By Stefan Naidu
LONDON (ICIS)--The European monopropylene glycol (MPG) market is keeping one eye on the winter weather conditions and the other on the price movement of propylene, which is formula-linked to propylene oxide (PO), from which MPG is derived.
MPG industrial grade is used as de-icing liquid and prices were on the rise for most of Q4 2013 but remained largely stable in late November and December. Producers are hoping for an icy winter in order to boost demand, which has slowed as the year draws to a close.
“We cannot run our business based on weather forecasts,” a producer said.
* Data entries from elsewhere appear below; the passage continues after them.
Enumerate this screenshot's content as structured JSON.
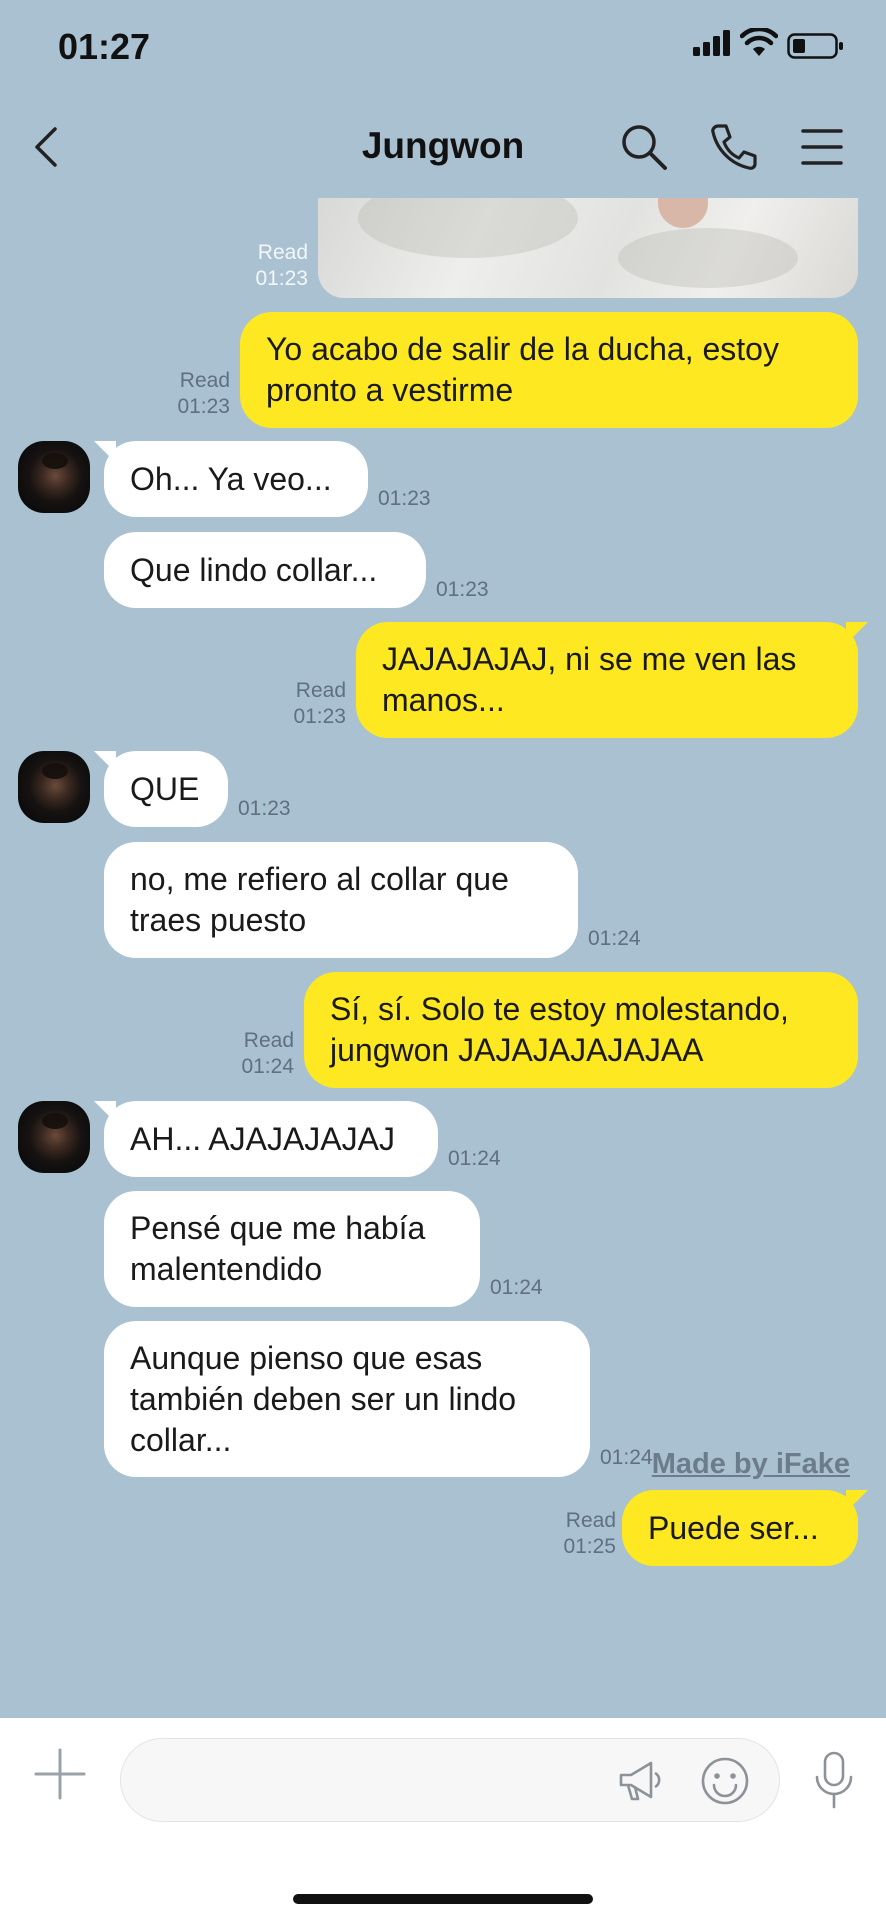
{
  "status_bar": {
    "time": "01:27"
  },
  "header": {
    "contact_name": "Jungwon"
  },
  "messages": [
    {
      "dir": "out",
      "type": "photo",
      "read": "Read",
      "time": "01:23"
    },
    {
      "dir": "out",
      "text": "Yo acabo de salir de la ducha, estoy pronto a vestirme",
      "read": "Read",
      "time": "01:23"
    },
    {
      "dir": "in",
      "text": "Oh... Ya veo...",
      "time": "01:23"
    },
    {
      "dir": "in",
      "text": "Que lindo collar...",
      "time": "01:23"
    },
    {
      "dir": "out",
      "text": "JAJAJAJAJ, ni se me ven las manos...",
      "read": "Read",
      "time": "01:23"
    },
    {
      "dir": "in",
      "text": "QUE",
      "time": "01:23"
    },
    {
      "dir": "in",
      "text": "no, me refiero al collar que traes puesto",
      "time": "01:24"
    },
    {
      "dir": "out",
      "text": "Sí, sí. Solo te estoy molestando, jungwon JAJAJAJAJAJAA",
      "read": "Read",
      "time": "01:24"
    },
    {
      "dir": "in",
      "text": "AH... AJAJAJAJAJ",
      "time": "01:24"
    },
    {
      "dir": "in",
      "text": "Pensé que me había malentendido",
      "time": "01:24"
    },
    {
      "dir": "in",
      "text": "Aunque pienso que esas también deben ser un lindo collar...",
      "time": "01:24"
    },
    {
      "dir": "out",
      "text": "Puede ser...",
      "read": "Read",
      "time": "01:25"
    }
  ],
  "watermark": "Made by iFake",
  "icons": {
    "back": "chevron-left-icon",
    "search": "search-icon",
    "call": "phone-icon",
    "menu": "menu-icon",
    "attach": "plus-icon",
    "megaphone": "megaphone-icon",
    "emoji": "emoji-icon",
    "mic": "microphone-icon"
  },
  "colors": {
    "background": "#aac1d2",
    "outgoing_bubble": "#fde821",
    "incoming_bubble": "#ffffff"
  }
}
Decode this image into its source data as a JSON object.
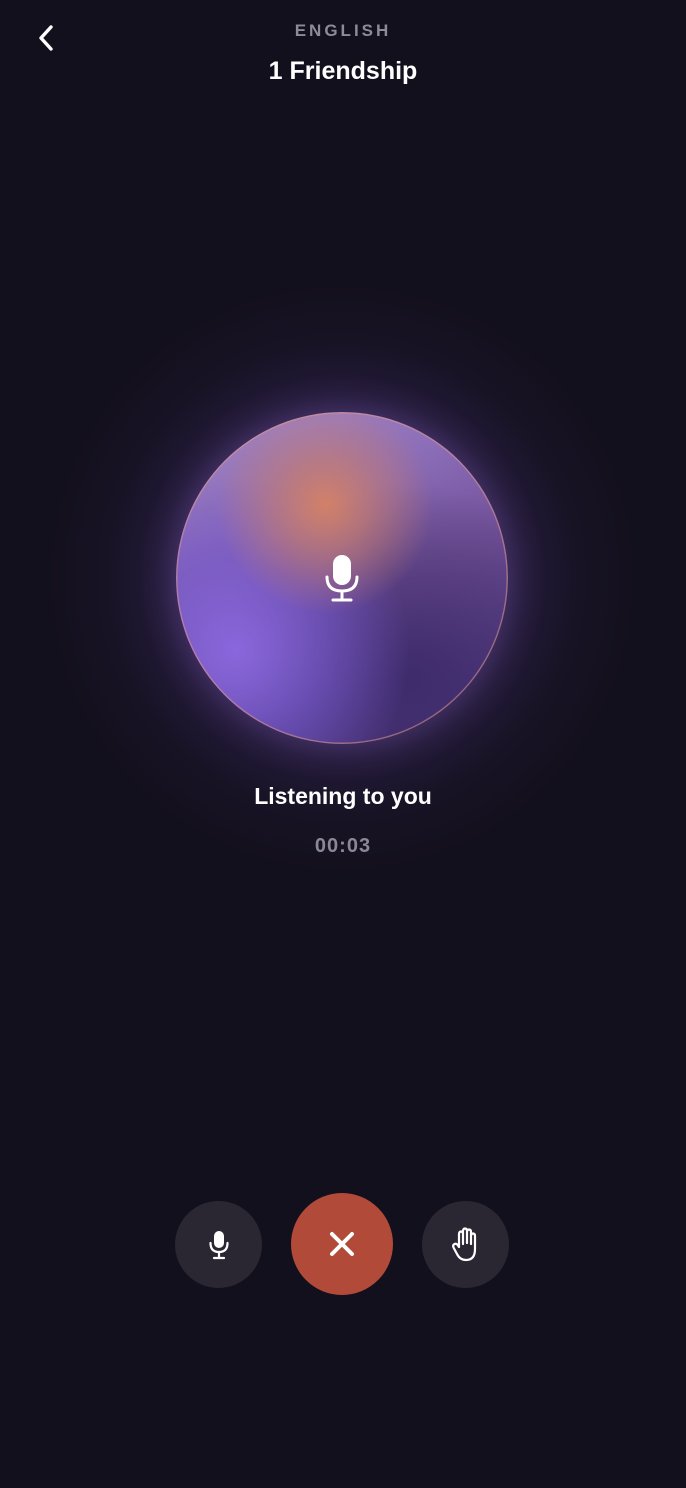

“I can prepare [to the best of my abilities] for potential orders so we will keep our inventories as high as we can, but it is going to be reactive [to the weather conditions]. If there is a winter like in 2010/2011, it will press the market.”
The price of MPG will also hinge on the price of propylene, although the extent of the influence cannot yet be know, according to one buyer.
“If it is not as cold [as some producers are hoping it will be], then propylene will be more of a factor,” the buyer said.
Further upstream, MPG feedstock propylene oxide (PO) is set to grow by 3% in Europe next year, driven mainly by polyols/polyurethanes and glycols such as MPG. With global growth projected at around 5%, investment is focused in the Middle East and Asia – the latter projected to grow at 9%.
Dow Chemical’s world-scale Sadara project with Saudi Aramco in Jubail, Saudi Arabia, is proceeding on schedule and on budget for a 2015 start-up, with full production expected by late 2016.
Saudi Hydrogen Peroxide, a newly created joint venture between Sadara Chemical (Sadara) and the Solvay Group (Solvay), has begun constructing one of the world’s largest hydrogen peroxide to propylene oxide (HPPO) plants. It will have a capacity of 300,000 tonnes/year and is scheduled to begin production in 2015.
Northern China producer Shandong Jinling Chemical started commercial production at its second PO unit earlier this year, doubling its annual capacity to 160,000 tonnes/year.
A sense of optimism was expressed by a producer as macroeconomic conditions improve on the continent.
“We are seeing economic indicators turning more positive,” the producer said. “We [expect] good volumes in the PO merchant market [as well as] derivatives.”
No new investment is planned in Europe, but sources say operating rates at existing European polyols plants will be increased.
The increased polyol supply will be needed once Bayer MaterialScience’s 300,000 tonne/year world-scale toluene di-isocyanate (TDI) plant at Dormagen comes on line. The plant is on track for start-up in the second half of 2014.
Speaking specifically about polyols, which is the main PO derivative - accounting for 55-60% of consumption - the producer went on to say that the European automotive industry has seen a small year-on-year rise in activity from 2012-2013 and it is preparing for good first quarter 2014 demand from the bedding, furniture and household sectors.